A. Through injuries I had during my career as a competitive runner I became interested in the different aspects of sports medicine. I then shadowed a podiatrist and really enjoyed watching him evaluate and treat patients.
Q. When did you decide to specialize in sports medicine?
A. I always had an interest in sports medicine but decided to do family medicine as I did not enjoy surgery. As a family physician I always enjoyed caring for athletes. So when the opportunity to do a fellowship in sports medicine presented itself I jumped on it.
Q. What about Acupuncture/PRP/Concussions?
A. I have always been interested in complementary ways of treating injuries that are not responsive to conventional medicine. One of the most frustrating aspects of medicine for me is not getting people better. As a result of this I have got additional training in acupuncture and prolotherapy/PRP so that I could offer my patients less conventional treatment options. As for concussions it is part of our training in primary care sports medicine. In addition the field is evolving so rapidly I enjoy evaluating and offering concussion patients cutting edge treatment that has recently been instituted.

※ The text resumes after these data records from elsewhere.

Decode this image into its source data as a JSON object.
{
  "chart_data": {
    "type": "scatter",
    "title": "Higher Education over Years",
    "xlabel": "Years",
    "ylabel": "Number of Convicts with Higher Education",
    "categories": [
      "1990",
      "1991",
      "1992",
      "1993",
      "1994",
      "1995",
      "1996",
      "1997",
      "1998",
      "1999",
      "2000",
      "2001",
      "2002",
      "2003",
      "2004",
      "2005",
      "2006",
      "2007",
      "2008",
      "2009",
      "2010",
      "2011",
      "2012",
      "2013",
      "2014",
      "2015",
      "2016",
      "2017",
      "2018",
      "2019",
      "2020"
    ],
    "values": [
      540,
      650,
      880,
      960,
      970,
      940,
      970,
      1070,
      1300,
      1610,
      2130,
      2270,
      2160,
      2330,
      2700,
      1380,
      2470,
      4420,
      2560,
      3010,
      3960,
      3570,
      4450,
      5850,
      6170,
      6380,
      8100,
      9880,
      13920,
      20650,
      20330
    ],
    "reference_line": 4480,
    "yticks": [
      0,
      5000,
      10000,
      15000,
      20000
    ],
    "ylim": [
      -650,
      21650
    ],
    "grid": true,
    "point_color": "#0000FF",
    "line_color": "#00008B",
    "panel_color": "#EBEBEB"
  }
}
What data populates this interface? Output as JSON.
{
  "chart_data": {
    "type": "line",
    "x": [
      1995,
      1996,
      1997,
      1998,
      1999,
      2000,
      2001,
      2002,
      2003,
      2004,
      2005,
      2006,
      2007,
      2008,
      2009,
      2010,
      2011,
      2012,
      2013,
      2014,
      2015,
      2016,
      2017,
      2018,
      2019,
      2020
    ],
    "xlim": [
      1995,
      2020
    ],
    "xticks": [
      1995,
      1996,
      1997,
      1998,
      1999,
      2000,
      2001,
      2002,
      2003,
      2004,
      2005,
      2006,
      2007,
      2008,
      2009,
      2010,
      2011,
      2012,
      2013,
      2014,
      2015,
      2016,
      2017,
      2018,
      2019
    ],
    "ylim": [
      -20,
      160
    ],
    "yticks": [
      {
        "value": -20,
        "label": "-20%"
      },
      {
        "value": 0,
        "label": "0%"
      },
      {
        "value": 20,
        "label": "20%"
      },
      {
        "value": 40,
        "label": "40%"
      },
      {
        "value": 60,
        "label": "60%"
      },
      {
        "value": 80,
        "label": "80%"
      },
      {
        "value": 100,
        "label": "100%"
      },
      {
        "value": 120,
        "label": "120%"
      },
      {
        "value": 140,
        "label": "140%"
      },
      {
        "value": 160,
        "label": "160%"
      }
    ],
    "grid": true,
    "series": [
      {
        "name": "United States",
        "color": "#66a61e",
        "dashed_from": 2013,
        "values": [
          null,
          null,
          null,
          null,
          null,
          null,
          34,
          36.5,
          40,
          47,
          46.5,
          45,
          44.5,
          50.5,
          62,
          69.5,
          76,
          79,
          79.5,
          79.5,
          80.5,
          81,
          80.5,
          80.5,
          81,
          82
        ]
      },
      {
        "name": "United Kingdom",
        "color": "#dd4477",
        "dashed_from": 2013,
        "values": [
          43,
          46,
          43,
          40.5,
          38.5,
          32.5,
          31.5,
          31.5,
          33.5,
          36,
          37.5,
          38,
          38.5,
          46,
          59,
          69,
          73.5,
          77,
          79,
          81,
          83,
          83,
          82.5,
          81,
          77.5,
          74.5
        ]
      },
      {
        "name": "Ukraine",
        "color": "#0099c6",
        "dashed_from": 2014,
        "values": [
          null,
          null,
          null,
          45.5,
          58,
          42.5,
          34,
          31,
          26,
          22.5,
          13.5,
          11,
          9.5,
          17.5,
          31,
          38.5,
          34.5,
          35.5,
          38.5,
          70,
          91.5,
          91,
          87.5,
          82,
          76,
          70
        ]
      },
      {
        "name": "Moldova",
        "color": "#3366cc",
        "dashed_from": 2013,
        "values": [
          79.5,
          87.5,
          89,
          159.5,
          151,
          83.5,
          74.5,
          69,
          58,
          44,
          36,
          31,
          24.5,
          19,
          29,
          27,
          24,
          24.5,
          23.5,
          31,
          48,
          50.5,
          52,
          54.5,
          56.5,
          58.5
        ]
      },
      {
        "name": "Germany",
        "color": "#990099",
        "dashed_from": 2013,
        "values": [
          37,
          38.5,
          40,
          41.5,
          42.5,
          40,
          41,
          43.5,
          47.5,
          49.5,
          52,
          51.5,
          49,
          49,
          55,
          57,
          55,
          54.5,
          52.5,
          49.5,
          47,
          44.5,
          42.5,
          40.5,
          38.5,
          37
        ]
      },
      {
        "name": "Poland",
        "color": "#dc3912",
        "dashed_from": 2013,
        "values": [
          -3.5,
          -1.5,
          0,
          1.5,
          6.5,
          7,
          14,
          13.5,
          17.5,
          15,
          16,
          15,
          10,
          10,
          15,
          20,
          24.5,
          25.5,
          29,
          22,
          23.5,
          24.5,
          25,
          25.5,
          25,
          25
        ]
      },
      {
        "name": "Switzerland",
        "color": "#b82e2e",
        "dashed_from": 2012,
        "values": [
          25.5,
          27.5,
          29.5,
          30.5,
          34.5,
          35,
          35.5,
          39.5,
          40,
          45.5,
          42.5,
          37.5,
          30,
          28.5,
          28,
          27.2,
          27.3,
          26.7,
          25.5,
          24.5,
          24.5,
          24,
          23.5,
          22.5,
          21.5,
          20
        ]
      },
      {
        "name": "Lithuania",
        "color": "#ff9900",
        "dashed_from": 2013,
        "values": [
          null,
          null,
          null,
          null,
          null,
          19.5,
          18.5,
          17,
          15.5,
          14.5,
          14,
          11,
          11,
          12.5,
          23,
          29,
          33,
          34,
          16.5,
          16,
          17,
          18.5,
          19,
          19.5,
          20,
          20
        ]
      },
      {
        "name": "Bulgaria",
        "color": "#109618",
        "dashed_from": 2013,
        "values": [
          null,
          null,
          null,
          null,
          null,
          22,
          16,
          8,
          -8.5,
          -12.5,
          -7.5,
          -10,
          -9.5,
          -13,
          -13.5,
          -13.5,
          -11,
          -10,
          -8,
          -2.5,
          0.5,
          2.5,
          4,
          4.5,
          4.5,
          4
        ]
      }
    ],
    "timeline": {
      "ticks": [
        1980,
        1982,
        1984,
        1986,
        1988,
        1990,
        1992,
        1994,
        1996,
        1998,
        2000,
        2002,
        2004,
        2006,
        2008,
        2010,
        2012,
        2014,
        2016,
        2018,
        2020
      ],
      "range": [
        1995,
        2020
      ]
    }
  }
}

Q. What are common conditions you treat? Is there anything patients can do to avoid developing these conditions?
A. I treat any non-surgical musculoskeletal condition. In addition I do treat concussions and exercise-induced asthma.
As for avoiding injury I am a big advocate of strength and conditioning exercises to help keep the body strong and therefore lessen the chance of injury. In addition, especially with concussions, I advocate for safe play. That is abiding by the rules of the sport and wearing appropriate protective equipment. Lastly, especially in youth sports, rest is an important aspect of keeping healthy. All athletes should have a period of time where they rest from their primary sport.
Q. What do you like best about working with your patients?
A. The best part of my job is meeting and talking with people of all ages and walks of life. It has always amazed me how a patient that I do not know can come in and open up to me about what is going on in their life. It is a unique aspect of the physician-patient relationship. In addition I enjoy getting people back to their prior activity level.
Q. What do you like best about working for OAA?
A. The team approach and quality of care provided by this organization. Having worked at other organizations throughout the Lehigh Valley this is the only orthopedic group that I have found that has this team approach and does not push patients through like an assembly line. I truly believe all the members of the healthcare team at OAA are committed to providing a good experience and optimal care to all patients.
Q. Where are you from, originally, and how did you come to live in the Lehigh Valley?
A. I grew up in Coopersburg, PA. I had been away from the area during my training and paying back my time in the military. My wife is from Bucks County so when I was done in the military we wanted to come back to the area to be near our families.
Q. If you were not a sports medicine physician, what would you be doing?
A. If I was not in medicine I would probably have gone into marine biology or archaeology. In addition I do enjoy woodworking and would have consider furniture building.
Q. How do you apply your experience as a physician to the rest of your life?
A. I have found that the principles of doing no harm, treating every patient as unique individual and setting priorities are aspects of a physician that apply well to the rest of my life.
Q. Of what achievements are you especially proud?
A. The achievements I am most proud of are my commitment to being a good father and husband. In addition finishing third at states in cross country and having served in the military are achievements I am proud of.